Il kitsch, il camp e il gusto dell’horribilis rappresentano le prevalenti dimensioni estetiche che soddisfano alcuni dei bisogni dell’uomo postmoderno: è in questo contesto estetico, narcisistico (kitsch), ambiguo (camp) ed emotivo (horribilis) che crescono i bambini e gli adolescenti immersi nella tecnoliquidità.
Nonostante tutto ciò l’esperienza estetica rimane comunque una manifestazione dell’essere umano e proprio grazie ad essa la bellezza potrebbe essere, insieme alla spiritualità, vettore del superamento del paradigma della tecnoliquidità.
Come è noto, Dostoevskij fa esclamare al protagonista dell’Idiota la famosa frase: «La bellezza salverà il mondo!» e noi potremmo con lui augurarci che essa possa salvare i nativi digitali.
Ma quale bellezza e soprattutto quale estetica? Quella kitsch, camp o quella horribilis sempre più diffuse nella tecnoliquidità?
La bellezza è da sempre di per sé un concetto complesso e problematico, nel romanzo i Fratelli Karamàzov, uno dei protagonisti, Dmitrij, non può fare a meno di osservare che la «bellezza è una cosa spaventosa e terribile, spaventosa perché non è definita…», ed e proprio qui, nella bellezza terribile e paurosa, misteriosa e indecifrabile, «che il diavolo combatte con Dio e il campo di battaglia è il cuore dell’uomo».
L’estetica tecnoliquida esprime oggi, a pieno, il declino della bellezza, trasformata in spettacolo e consumata secondo modalità tecno cannibaliche, ridotta ad una esperienza autoreferenziale e ornamentale.
In realtà esperire il bello richiede risorse: risorse emotive, cognitive, simboliche e persino spirituali.
E allora quale bellezza salverà il mondo?
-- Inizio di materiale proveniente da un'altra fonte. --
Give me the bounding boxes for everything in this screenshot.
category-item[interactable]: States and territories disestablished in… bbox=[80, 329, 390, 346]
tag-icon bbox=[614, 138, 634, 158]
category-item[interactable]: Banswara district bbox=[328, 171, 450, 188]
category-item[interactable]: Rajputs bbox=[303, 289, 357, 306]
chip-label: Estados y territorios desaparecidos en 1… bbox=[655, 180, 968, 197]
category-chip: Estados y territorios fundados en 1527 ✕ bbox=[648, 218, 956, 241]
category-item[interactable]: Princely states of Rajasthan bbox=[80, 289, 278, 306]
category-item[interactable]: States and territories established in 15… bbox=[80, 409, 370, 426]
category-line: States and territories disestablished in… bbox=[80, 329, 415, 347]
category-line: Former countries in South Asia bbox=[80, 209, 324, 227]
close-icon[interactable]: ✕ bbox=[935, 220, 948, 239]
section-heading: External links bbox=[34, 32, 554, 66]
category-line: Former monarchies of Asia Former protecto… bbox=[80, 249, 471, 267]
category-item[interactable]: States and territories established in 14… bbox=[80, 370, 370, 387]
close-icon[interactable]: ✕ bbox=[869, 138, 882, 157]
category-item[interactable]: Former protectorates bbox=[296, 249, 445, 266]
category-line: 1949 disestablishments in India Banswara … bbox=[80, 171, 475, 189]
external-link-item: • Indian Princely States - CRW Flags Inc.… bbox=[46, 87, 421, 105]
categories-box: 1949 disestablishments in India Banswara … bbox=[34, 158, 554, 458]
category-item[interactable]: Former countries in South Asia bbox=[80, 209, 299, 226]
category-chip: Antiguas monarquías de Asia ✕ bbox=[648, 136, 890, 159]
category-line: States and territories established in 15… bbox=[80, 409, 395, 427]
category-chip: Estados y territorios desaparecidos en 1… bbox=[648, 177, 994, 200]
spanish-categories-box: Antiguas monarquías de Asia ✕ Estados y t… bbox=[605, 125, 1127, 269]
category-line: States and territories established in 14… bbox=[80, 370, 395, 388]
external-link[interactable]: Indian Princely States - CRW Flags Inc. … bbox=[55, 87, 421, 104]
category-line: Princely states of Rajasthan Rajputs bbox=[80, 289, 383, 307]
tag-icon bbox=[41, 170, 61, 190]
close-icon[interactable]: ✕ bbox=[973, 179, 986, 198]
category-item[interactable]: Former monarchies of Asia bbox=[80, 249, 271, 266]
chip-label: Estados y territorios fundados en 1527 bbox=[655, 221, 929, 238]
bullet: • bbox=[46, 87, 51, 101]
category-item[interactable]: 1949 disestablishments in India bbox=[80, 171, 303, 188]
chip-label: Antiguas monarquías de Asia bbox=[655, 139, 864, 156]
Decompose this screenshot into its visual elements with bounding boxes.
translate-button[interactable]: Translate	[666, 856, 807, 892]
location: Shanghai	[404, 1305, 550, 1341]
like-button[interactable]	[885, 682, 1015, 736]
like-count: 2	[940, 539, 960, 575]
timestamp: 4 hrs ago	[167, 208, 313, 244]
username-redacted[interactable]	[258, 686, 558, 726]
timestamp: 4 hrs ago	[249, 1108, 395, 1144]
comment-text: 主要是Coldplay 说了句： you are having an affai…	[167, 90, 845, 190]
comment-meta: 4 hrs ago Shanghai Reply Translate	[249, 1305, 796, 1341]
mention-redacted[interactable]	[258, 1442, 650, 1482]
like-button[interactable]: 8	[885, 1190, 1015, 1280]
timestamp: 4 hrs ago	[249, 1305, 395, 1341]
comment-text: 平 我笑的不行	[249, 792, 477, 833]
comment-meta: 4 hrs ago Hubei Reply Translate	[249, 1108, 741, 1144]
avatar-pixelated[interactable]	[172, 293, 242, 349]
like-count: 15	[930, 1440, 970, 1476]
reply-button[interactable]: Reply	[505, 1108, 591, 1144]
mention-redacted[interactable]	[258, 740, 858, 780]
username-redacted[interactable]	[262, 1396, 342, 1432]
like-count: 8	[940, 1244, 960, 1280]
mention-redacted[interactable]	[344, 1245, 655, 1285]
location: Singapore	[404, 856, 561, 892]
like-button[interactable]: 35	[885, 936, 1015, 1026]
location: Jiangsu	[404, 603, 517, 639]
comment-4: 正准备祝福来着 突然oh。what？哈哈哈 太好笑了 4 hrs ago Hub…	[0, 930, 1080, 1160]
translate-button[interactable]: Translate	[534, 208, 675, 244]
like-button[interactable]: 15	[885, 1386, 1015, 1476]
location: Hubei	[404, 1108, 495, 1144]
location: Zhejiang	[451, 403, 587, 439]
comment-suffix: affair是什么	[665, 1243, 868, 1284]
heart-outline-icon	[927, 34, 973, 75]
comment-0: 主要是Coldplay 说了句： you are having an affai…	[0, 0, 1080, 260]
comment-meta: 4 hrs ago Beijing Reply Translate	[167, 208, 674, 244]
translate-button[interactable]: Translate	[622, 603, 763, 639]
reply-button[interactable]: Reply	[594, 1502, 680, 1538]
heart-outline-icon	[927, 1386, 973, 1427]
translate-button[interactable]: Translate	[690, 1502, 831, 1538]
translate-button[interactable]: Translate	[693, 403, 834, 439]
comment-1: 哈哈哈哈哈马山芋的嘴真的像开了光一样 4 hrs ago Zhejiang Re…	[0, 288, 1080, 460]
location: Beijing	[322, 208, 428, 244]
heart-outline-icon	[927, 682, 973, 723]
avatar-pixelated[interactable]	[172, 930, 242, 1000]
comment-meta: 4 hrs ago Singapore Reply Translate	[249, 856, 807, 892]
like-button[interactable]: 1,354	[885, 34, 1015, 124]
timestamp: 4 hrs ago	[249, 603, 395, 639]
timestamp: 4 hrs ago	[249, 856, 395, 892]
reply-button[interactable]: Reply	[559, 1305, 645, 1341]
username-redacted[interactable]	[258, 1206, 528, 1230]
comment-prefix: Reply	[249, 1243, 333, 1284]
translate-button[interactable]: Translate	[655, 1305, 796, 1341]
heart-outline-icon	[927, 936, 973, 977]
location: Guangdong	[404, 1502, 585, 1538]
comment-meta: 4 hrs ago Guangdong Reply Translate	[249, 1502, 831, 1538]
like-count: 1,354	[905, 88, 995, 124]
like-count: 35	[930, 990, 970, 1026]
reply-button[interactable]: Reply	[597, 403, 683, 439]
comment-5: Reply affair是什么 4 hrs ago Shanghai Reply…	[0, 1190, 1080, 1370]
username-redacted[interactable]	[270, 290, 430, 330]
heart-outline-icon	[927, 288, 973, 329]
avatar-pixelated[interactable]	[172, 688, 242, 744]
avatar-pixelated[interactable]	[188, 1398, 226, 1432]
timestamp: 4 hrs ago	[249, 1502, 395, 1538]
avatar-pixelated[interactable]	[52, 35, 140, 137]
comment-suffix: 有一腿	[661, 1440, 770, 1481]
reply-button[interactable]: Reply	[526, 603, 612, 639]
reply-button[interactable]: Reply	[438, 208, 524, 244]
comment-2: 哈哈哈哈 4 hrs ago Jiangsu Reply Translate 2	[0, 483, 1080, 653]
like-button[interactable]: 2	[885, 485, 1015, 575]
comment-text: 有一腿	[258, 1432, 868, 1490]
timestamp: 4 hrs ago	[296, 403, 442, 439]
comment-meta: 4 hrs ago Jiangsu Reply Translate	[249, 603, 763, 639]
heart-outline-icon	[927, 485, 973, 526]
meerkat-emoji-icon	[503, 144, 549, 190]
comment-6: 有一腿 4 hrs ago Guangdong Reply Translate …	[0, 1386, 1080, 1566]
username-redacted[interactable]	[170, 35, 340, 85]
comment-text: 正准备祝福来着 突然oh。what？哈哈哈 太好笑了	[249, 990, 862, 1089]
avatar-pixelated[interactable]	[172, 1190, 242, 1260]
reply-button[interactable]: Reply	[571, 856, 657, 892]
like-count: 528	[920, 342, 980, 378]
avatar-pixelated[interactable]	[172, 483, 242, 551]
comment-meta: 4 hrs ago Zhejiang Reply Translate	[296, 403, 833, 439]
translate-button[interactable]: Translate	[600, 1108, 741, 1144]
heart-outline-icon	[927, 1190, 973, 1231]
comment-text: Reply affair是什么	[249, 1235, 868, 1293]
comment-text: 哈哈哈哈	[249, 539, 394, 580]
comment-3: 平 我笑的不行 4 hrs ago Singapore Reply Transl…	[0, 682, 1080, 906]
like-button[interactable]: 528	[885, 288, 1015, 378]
A quale bellezza dobbiamo educare i nativi digitali?
Ciò che è importante recuperare, dinanzi al mutismo spettrale delle forme artistiche tecnoliquide, è la dimensione etica e al tempo stesso enigmatica della bellezza, sia di quella naturale che eli quella artistica. Le grottesche forme del kitsch, del camp e dell’horribilis possono essere superate dalla bellezza considerata come uno dei modi trascendentali in cui l’essere si esprime.
Il compito della proposta spetta ad adulti coraggiosi, che siano in grado di recuperare l’immenso patrimonio di bellezza che il creato e l’arte hanno prodotto nei secoli.
Ma soprattutto occorre ritrovare il coraggio di proporre alle generazioni digitali la “ricerca” della bellezza e di svelarne il tesoro simbolico, oltre che percettivo, in essa contenuto.
Se alla digital mind dei bambini e degli adolescenti sarà concesso di “esperire” il bello, allora essa potrà “vedere l’invisibile”, come è stato detto in modo efficace a proposito dell’opera di Kandisky e come potremmo dire noi a proposito di ogni autentica bellezza: cioè sarà possibile rimandare ad un “oltre” capace di restituire l’umanità ad ogni forma di digital mind.
Concluderei con una domanda: e se a salvare il mondo fosse la bellezza dello Spirito?”